The altitude of the Twin Lakes area ranges from 9200 ft to over 9800 ft, all of it somewhat lower than Leadville. Mount Elbert, the highest peak in Colorado, rises directly west of the CDP to its 14433 ft summit, just 6 mi west of the center of the CDP.

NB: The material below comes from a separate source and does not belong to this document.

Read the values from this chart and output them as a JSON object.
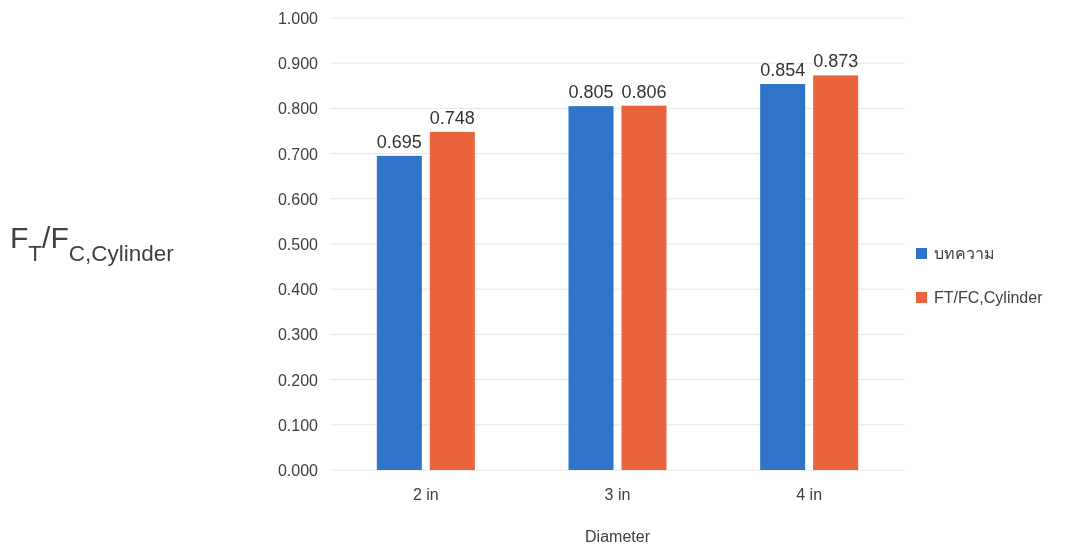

The Twin Lakes CDP has an area of 4.302 km2, including 0.044 km2 of water, (much less than the surface area of the Twin Lakes themselves).

===Climate===

Climate data for Twin Lakes Reservoir, Colorado, 1991–2020 normals, 1967-2020 extremes: 9236ft (2815m)
| Month | Jan | Feb | Mar | Apr | May | Jun | Jul | Aug | Sep | Oct | Nov | Dec | Year |
| Record high °F (°C) | 57 (14) | 58 (14) | 61 (16) | 69 (21) | 82 (28) | 85 (29) | 88 (31) | 85 (29) | 83 (28) | 75 (24) | 68 (20) | 60 (16) | 88 (31) |
| Mean maximum °F (°C) | 49.3 (9.6) | 49.8 (9.9) | 54.9 (12.7) | 61.5 (16.4) | 71.3 (21.8) | 79.3 (26.3) | 83.0 (28.3) | 79.7 (26.5) | 75.6 (24.2) | 68.1 (20.1) | 57.9 (14.4) | 50.3 (10.2) | 83.6 (28.7) |
| Mean daily maximum °F (°C) | 33.7 (0.9) | 34.8 (1.6) | 41.2 (5.1) | 46.3 (7.9) | 57.7 (14.3) | 69.6 (20.9) | 74.4 (23.6) | 71.3 (21.8) | 64.5 (18.1) | 53.4 (11.9) | 42.2 (5.7) | 33.8 (1.0) | 51.9 (11.1) |
| Daily mean °F (°C) | 19.4 (−7.0) | 20.0 (−6.7) | 27.3 (−2.6) | 33.8 (1.0) | 43.7 (6.5) | 53.1 (11.7) | 58.6 (14.8) | 56.5 (13.6) | 49.9 (9.9) | 39.9 (4.4) | 29.5 (−1.4) | 20.7 (−6.3) | 37.7 (3.2) |
| Mean daily minimum °F (°C) | 5.1 (−14.9) | 5.2 (−14.9) | 13.3 (−10.4) | 21.3 (−5.9) | 29.7 (−1.3) | 36.6 (2.6) | 42.8 (6.0) | 41.6 (5.3) | 35.2 (1.8) | 26.3 (−3.2) | 16.8 (−8.4) | 7.6 (−13.6) | 23.5 (−4.7) |
| Mean minimum °F (°C) | −13.7 (−25.4) | −14.2 (−25.7) | −5.7 (−20.9) | 7.2 (−13.8) | 18.6 (−7.4) | 28.6 (−1.9) | 36.3 (2.4) | 35.0 (1.7) | 24.6 (−4.1) | 11.9 (−11.2) | −0.6 (−18.1) | −10.4 (−23.6) | −18.5 (−28.1) |
| Record low °F (°C) | −40 (−40) | −45 (−43) | −29 (−34) | −19 (−28) | −7 (−22) | 13 (−11) | 23 (−5) | 22 (−6) | 13 (−11) | −2 (−19) | −18 (−28) | −31 (−35) | −45 (−43) |
| Average precipitation inches (mm) | 0.44 (11) | 0.57 (14) | 0.70 (18) | 0.83 (21) | 0.92 (23) | 0.72 (18) | 1.67 (42) | 1.56 (40) | 1.13 (29) | 0.82 (21) | 0.46 (12) | 0.49 (12) | 10.31 (261) |
| Average snowfall inches (cm) | 4.3 (11) | 6.3 (16) | 6.6 (17) | 6.0 (15) | 2.0 (5.1) | 0.0 (0.0) | 0.0 (0.0) | 0.0 (0.0) | 0.1 (0.25) | 2.3 (5.8) | 4.3 (11) | 5.1 (13) | 37 (94.15) |
| Average precipitation days (≥ 0.01 in) | 4.3 | 5.0 | 5.7 | 6.1 | 7.7 | 7.1 | 11.6 | 12.3 | 6.7 | 5.4 | 3.9 | 3.8 | 79.6 |
| Average snowy days (≥ 0.1 in) | 3.2 | 3.6 | 4.0 | 2.8 | 0.8 | 0.0 | 0.0 | 0.0 | 0.0 | 1.2 | 2.4 | 3.0 | 21 |
Source 1: NOAA
Source 2: XMACIS (snow, records & monthly max/mins)

==Demographics==

The United States Census Bureau initially defined the Twin Lakes CDP for the United States Census 2010.